Other file types must be converted to native file types prior to being used with Vitessce. Here we provide tips for conversion from common single-cell file types.

AnnData as h5ad#

Convert to Zarr#

Use AnnData's read_h5ad function to load the file as an AnnData object, then use the .write_zarr function to convert to a Zarr store.

from anndata import read_h5ad
adata = read_h5ad('path/to/my_dataset.h5ad')
adata.write_zarr('my_store.zarr')

Converted outputs can be used with the AnnData as Zarr family of native file types.

Store a subset of X#

When the full expression matrix adata.X is large, there may be performance costs if Vitessce tries to load the full matrix for visualization.
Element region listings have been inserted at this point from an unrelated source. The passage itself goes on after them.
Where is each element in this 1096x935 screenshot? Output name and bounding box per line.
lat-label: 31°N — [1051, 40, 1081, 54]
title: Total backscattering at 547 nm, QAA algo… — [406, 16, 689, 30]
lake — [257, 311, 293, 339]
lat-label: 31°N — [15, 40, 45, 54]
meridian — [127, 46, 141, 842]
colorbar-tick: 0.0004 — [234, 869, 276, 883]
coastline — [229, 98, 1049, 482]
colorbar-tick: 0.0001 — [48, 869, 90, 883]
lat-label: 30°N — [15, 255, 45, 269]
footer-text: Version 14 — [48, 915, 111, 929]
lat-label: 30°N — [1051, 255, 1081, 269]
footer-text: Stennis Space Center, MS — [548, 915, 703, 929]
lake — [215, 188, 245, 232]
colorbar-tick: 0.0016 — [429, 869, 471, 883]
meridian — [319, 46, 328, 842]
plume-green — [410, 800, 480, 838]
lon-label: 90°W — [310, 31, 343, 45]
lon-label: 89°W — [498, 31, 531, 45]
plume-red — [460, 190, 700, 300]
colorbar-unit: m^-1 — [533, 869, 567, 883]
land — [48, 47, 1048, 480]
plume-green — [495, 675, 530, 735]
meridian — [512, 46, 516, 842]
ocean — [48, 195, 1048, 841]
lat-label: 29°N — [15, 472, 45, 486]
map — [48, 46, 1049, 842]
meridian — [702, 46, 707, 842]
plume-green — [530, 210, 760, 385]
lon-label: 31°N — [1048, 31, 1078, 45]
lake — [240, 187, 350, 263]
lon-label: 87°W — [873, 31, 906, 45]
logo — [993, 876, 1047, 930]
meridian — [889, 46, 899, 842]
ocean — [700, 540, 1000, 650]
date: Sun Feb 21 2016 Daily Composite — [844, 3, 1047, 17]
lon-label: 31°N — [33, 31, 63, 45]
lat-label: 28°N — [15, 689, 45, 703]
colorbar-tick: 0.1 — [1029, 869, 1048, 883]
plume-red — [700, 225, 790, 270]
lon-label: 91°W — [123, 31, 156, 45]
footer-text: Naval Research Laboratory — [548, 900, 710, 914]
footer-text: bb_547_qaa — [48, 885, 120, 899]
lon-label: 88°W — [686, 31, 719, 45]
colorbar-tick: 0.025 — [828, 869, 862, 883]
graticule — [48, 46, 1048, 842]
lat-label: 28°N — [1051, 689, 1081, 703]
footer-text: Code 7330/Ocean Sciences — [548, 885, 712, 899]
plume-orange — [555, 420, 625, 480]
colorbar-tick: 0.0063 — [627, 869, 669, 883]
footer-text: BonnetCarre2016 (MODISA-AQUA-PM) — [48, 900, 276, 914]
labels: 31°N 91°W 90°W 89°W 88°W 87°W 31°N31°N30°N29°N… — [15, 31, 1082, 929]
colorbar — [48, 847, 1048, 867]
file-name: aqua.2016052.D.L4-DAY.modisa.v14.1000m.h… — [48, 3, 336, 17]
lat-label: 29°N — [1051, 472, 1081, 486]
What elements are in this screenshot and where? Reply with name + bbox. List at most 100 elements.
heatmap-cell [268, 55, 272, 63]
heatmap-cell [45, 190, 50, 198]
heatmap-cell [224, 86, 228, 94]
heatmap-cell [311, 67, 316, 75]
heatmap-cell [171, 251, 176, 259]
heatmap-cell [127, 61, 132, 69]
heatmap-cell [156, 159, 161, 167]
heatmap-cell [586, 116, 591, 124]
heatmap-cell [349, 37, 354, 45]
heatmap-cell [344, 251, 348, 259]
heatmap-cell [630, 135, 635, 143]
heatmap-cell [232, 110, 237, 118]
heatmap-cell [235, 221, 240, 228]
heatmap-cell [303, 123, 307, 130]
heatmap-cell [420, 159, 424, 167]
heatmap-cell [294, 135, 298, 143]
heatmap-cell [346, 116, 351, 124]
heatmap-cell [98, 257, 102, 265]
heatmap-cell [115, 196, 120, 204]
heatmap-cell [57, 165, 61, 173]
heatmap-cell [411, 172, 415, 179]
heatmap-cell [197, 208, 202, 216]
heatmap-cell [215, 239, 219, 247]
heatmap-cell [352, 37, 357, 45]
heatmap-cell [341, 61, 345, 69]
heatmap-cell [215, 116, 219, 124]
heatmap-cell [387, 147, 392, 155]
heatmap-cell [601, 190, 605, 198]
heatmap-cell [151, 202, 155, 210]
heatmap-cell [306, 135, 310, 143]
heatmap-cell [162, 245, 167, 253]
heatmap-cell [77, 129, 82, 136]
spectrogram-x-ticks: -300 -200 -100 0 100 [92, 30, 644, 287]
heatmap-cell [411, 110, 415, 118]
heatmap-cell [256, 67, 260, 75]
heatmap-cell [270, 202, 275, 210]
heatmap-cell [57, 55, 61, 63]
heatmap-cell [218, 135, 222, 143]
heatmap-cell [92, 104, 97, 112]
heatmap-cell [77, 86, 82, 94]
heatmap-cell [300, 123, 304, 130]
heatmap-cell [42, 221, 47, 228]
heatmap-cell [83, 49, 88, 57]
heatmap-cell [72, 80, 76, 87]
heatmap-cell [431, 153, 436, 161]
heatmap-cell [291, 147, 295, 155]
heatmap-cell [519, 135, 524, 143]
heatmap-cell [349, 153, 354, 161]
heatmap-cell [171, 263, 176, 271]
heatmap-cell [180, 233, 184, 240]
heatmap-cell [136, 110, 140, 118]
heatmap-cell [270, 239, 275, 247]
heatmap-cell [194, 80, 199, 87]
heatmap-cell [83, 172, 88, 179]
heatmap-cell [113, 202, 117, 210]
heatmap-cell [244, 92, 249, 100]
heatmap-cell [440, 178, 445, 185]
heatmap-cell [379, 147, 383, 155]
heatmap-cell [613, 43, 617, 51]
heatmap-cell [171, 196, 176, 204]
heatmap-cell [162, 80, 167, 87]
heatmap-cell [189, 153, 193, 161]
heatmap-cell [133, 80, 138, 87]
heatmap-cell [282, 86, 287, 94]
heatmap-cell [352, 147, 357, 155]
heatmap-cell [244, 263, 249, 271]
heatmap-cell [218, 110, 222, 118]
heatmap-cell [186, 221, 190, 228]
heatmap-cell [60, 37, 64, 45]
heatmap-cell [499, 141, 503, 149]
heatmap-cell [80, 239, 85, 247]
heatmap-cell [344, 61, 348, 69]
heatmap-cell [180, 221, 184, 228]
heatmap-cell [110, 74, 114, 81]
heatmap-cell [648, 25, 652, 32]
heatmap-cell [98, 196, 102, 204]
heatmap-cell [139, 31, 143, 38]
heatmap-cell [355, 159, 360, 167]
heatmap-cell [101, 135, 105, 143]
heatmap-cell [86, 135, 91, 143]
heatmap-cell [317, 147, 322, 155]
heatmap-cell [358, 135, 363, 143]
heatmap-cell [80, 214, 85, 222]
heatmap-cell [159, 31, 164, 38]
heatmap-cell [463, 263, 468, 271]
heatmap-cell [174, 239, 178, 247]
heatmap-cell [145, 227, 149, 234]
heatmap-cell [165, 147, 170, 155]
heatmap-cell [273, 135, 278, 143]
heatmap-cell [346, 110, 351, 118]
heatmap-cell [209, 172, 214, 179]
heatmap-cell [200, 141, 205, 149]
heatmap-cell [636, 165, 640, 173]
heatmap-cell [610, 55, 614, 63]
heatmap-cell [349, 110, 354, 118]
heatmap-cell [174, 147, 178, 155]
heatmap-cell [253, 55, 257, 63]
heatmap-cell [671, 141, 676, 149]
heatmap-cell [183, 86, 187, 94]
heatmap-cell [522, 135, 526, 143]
If only interested in a subset of the expression matrix, a smaller matrix can be stored as multi-dimensional observation array in adata.obsm.

import scanpy as sc
from anndata import read_h5ad
adata = read_h5ad('path/to/my_dataset.h5ad')
sc.pp.highly_variable_genes(adata, n_top_genes=200)
adata.obsm['X_top_200_genes'] = adata[:, adata.var['highly_variable']].X.copy()
adata.write_zarr('my_store.zarr')

Converted outputs can be used with the AnnData as Zarr family of native file types. Both dense and sparse expression matrices are supported.

Loom#

Convert to Zarr via AnnData#

Use AnnData's read_loom function to load the Loom file as an AnnData object, then use the .write_zarr function to convert to a Zarr store.

from anndata import read_loom
adata = read_loom(
'path/to/my_dataset.loom',
obsm_names={ "tSNE": ["_tSNE_1", "_tSNE_2"], "spatial": ["X", "Y"] }
)
adata.write_zarr('my_store.zarr')

Converted outputs can be used with the AnnData as Zarr family of native file types.

Seurat#

The Vitessce R package can be used to convert Seurat objects to the cells.json and cell-sets.json file types.

SnapATAC#

The Vitessce Python package can be used to convert SnapATAC outputs to the genomic-profiles.zarr, cells.json, and cell-sets.json file types.